Une proposition a déjà émergé, celle d’une régulation des «médias conventionnels» sur le modèle du CSA avec la parole politique. «Ne pourrait-on pas s'inspirer de cette logique pour le monde scientifique ? Il ne s'agit pas de censurer des points de vue, mais de donner la parole à la mesure de ce que ces paroles pèsent dans le monde scientifique», a déclaré Gérald Bronner. Avec tout le respect que j’ai pour le travail de Gérald Bronner, dont j’ai particulièrement apprécié le livre Apocalypse cognitive, je pense que ce genre de réponse est totalement irréalisable, voire contre-productive.

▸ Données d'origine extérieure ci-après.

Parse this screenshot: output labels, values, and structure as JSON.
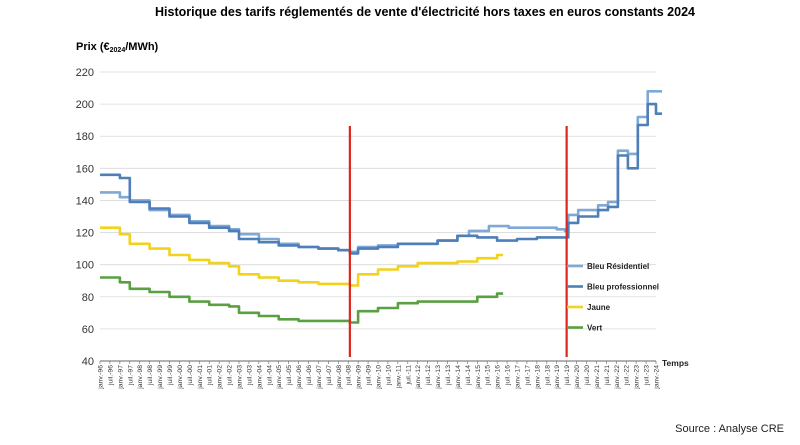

Prenons l’exemple de la crise du Covid. Bien sûr, il y a eu des thèses totalement délirantes et complotistes sur les vaccins, mais pouvait on vraiment réguler la prise de parole dans les médias sur le modèle du CSA ? Sur quels critères ? Un quart d’heure pour les «rassuristes» un quart d’heure pour les «enfermistes» ? Priver de micro le professeur Raoult ? Quand on sait que les autorités elles mêmes ont proféré des fake news (notamment sur les masques) on se demande comment un tel contrôle peut être mis en œuvre, sans susciter immédiatement des accusations de partialité et de deux poids deux mesures.

Ne rien faire contre le complotisme ?

D’abord, il faut peut-être cesser de surestimer une menace complotiste qui si elle existe, reste marginale. 75% des Français sont vaccinés, une large majorité a approuvé le passe sanitaire. Ensuite sur les moyens. En France, nous pensons qu’il n’y a pas de solution en dehors de l’Etat. Mais la vérité peut-elle être décrétée par l’administration ? Si les Français ne savent plus faire la différence entre le bien et le mal, le vrai et le faux, est-ce une commission, ou un quelconque comité Théodule qui va les convaincre ? Je ne le pense pas.

La question d’une dérégulation du marché de l’attention, de plus en plus capté par les GAfam, est une réalité. Il y a un énorme travail d’éducation à faire la dessus. Mais ce n’est pas avec une surveillance permanente des opinions qu’on y parviendra. On ne résoudra pas la crise de confiance profonde qui affecte le monde politique, les médias, et dernièrement les scientifiques, par davantage de contrôle, mais par davantage de crédibilité, et d’efficacité. Je crois qu’il faut faire confiance au débat démocratique. C’est par une discussion franche, libre et rationnelle, sans tabous, que la vérité peut émerger. Ce n’est pas à l’Etat de lutter contre le complotisme, mais chaque citoyen (y compris contre le complotiste qui est en lui). Je crois bien davantage à notre tradition de liberté qu’au contrôle tatillon et mécanique de l’Etat.